Olhar centrado enquanto as mãos, cuidadosa e habilidosamente, tecem e os pés trabalham com a sequência de pedais. Quatro, dois, três, um. Pisa no pedal quatro, passa o fio da trama e junta. Então, pisa no pedal dois, passa o fio da trama e junta. E assim por diante, muitas e muitas vezes.

É dessa forma que, centímetro a centímetro, os fios coloridos vão dando forma a cachecóis, mantas, tapetes, jogos de mesa, toalhas; peças listradas, lisas, estampadas.

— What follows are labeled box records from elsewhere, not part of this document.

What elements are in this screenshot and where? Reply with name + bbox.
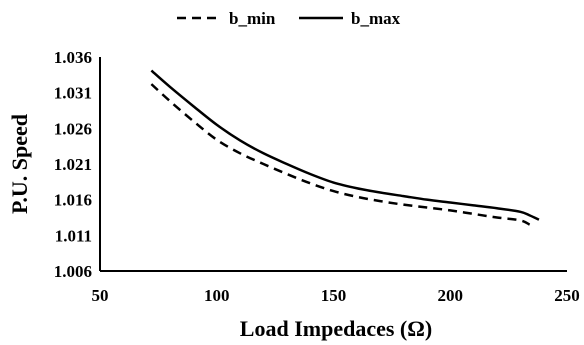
y-tick-label: 1.031: [54, 84, 92, 103]
x-tick-label: 200: [438, 286, 464, 305]
series-layer: [150, 69, 540, 226]
x-tick-label: 100: [204, 286, 230, 305]
x-tick-label: 50: [92, 286, 109, 305]
y-tick-label: 1.036: [54, 48, 92, 67]
y-tick-label: 1.006: [54, 262, 92, 281]
legend-label-b-min: b_min: [229, 9, 276, 28]
x-tick-labels: 50 100 150 200 250: [92, 286, 580, 305]
y-tick-label: 1.021: [54, 155, 92, 174]
x-tick-label: 250: [554, 286, 580, 305]
series-line-b-min: [150, 83, 531, 226]
y-tick-label: 1.011: [55, 226, 92, 245]
x-tick-label: 150: [321, 286, 347, 305]
y-tick-labels: 1.006 1.011 1.016 1.021 1.026 1.031 1.036: [54, 48, 92, 281]
y-tick-label: 1.016: [54, 191, 92, 210]
y-axis-title: P.U. Speed: [7, 114, 32, 214]
series-line-b-max: [150, 69, 540, 221]
legend: b_min b_max: [177, 9, 401, 28]
y-tick-label: 1.026: [54, 119, 92, 138]
x-axis-title: Load Impedaces (Ω): [240, 316, 432, 341]
legend-label-b-max: b_max: [351, 9, 401, 28]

Cada uma das obras finalizadas nos centenários teares do ateliê de Justina Foresti, 56 anos, e sua filha Vanessa Cavalet Lauthart, 36 anos, localizado em um também centenário casarão na Linha São Pedro, interior de Bento Gonçalves, é um resgate de uma tradição quase apagada pela fabricação industrial: a arte da tecelagem manual.

Se as máquinas têxteis mais modernas produzem dezenas de peças por hora, um único cachecol liso leva pelo menos duas horas para ficar pronto nos teares manuais. Os tapetes, mais trabalhados, podem levar até três dias para cada metro quadrado. “É tanto cuidado, é como criar um filho”, brinca Justina.

O resgate da história

Embora os primeiros capítulos da história do ateliê remetam a década de 1990, época em que Justina ainda se esforçava para entender o funcionamento dos antigos teares de madeira garimpados em Santa Catarina e Minas Gerais, o contato da família com os fios vem de muito antes.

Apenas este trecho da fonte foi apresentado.